D) La mondialisation : Inégalité croissante
Les biens supérieurs :
" ce qui a triomphé, à la surface de la planète, c'est non pas le libéralisme
stricto sensu mais le principe d'inégalité croissante ". " L'inégalité croissante
a été acceptée et choisie …. à partir du succès économique américain ". " Il
est vrai que ce moteur a été, dans l'ordre matériel, infiniment puissant, …..
interdisant progressivement toute redistribution par l'effacement des frontières,
notamment fiscales, proscrivant cette redistribution…… puisque rien n'est plus
facile aux riches que de changer de pays,….. qui leur garantiront de continuer
indéfiniment à accroître leur patrimoine…" ….
" Quand la réussite personnelle se mesure seulement à l'aune de la réussite
matérielle et financière, la société a changé de nature.
Pour dire vrai, elle n'est plus société, association, vie en compagnonnage,
elle devient collection de solitudes et de compétitions individuelles. " ….

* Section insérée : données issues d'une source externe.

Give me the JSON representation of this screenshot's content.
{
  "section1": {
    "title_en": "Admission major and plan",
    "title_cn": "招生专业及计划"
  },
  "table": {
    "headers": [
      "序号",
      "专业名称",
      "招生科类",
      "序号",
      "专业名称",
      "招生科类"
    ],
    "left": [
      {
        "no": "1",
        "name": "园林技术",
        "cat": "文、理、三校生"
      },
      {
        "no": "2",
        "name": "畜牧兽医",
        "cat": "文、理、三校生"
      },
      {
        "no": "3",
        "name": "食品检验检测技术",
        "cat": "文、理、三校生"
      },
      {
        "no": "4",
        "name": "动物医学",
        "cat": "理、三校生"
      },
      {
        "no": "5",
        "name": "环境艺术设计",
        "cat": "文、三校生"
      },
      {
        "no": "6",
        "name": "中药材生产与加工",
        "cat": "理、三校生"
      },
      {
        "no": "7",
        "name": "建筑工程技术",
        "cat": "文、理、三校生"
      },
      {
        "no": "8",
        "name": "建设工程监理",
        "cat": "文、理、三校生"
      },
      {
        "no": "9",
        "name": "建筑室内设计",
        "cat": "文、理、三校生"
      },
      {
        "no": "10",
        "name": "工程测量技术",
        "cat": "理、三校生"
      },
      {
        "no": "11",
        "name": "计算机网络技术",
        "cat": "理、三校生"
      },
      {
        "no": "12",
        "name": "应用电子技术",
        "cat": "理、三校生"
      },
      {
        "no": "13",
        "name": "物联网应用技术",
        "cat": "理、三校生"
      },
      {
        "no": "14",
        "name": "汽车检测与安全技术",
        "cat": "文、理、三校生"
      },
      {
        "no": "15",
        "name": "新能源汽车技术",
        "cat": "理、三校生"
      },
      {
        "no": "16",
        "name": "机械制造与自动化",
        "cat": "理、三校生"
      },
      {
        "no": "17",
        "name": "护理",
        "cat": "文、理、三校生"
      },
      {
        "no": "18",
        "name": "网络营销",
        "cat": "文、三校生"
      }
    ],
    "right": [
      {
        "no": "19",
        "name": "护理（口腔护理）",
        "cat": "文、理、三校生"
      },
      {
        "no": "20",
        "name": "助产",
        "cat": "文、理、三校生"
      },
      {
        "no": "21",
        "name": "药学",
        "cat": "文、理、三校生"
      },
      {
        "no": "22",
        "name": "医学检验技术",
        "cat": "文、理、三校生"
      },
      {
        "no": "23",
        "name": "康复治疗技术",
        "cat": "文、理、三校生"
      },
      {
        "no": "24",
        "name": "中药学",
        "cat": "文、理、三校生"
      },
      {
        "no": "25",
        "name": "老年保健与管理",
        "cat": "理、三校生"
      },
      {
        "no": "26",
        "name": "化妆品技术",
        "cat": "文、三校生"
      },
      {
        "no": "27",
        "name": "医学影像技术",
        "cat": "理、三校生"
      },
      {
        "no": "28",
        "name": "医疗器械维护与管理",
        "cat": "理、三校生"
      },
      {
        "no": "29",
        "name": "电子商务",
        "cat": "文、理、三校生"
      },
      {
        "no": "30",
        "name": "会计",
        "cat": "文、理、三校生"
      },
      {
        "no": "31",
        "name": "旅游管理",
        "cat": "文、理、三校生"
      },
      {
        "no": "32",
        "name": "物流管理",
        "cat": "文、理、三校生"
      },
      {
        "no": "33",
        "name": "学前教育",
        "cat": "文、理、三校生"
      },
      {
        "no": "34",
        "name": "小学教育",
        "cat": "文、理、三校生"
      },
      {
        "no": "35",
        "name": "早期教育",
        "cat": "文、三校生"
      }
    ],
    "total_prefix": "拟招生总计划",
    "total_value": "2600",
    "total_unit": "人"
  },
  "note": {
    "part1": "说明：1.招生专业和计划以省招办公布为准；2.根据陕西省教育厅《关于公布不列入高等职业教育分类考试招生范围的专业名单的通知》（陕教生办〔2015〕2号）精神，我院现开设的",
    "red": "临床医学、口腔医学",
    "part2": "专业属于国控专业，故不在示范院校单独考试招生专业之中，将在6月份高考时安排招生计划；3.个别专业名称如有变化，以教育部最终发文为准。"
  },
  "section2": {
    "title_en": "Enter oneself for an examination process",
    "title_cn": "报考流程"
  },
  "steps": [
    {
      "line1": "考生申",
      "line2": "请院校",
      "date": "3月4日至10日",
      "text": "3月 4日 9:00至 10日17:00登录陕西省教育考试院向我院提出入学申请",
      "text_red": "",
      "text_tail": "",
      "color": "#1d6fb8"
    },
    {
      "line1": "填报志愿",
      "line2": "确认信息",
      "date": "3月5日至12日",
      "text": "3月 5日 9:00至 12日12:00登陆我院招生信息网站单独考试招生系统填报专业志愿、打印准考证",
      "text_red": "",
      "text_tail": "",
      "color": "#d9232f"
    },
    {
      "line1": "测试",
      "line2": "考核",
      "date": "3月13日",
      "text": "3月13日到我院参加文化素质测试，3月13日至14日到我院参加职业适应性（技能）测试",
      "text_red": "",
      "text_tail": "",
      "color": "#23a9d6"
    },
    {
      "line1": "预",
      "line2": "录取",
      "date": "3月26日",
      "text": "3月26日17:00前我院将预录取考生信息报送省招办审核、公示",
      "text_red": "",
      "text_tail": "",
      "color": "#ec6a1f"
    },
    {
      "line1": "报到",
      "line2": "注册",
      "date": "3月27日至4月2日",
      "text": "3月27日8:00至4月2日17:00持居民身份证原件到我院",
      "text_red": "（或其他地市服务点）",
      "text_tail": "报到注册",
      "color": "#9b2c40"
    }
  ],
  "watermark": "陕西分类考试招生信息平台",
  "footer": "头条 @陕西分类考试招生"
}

" car, dans la hiérarchie des valeurs démocratiques, les valeurs matérielles
sont considérées comme nécessaires, mais les valeurs naturelles, intellectuelles,
culturelles, morales, spirituelles doivent être considérées comme supérieures
: cette distinction entre biens nécessaires et biens supérieurs forment un projet
de société qui différencie le projet démocratique des autres projets. "
" Parmi ces biens supérieurs, il faut désormais inscrire en 1er ligne la défense
de la vie, de son cadre climatique…. "
Fédérer l'Europe, pour le Monde :
" resaissir le volant ", voila bien la question civique.
" Devant des mouvements immenses qui habitent l'univers, Etats géants, peuplés
de centaines de millions d'habitants pour les uns, de milliards pour les autres,
hyperpuissances politiques avérées ou en cours d'avènement, des Etats Unis à
la Chine, puissances financières, puissances médiatiques, puissances d'influence,
lobbies déclarés ou implicites, organisations criminelles pour qui le blanchiment
d'argent est la condition même de leur existence, le jeu politique dans une
nation d'importance moyenne court le double risque de l'impuissance et de la
gesticulation.
Faute de moyens d'action véritable, il semble n'exister que deux voies :
- l'alignement, plus ou moins volontaire, sur le modèle dominant ou
- le faire semblant.
Pour les citoyens qui ne se résignent ni à l'un ni à l'autre l'urgence est
de construire les instruments d'une action politique capable d'imposer et non
de subir l'ordre du monde. " …. " si l'on veut sortir des pratiques de dumping
fiscal, il faut un instrument politique capable d'imposer des règles de fiscalité
sur un grand ensemble politique et non plus seulement Etat par Etat.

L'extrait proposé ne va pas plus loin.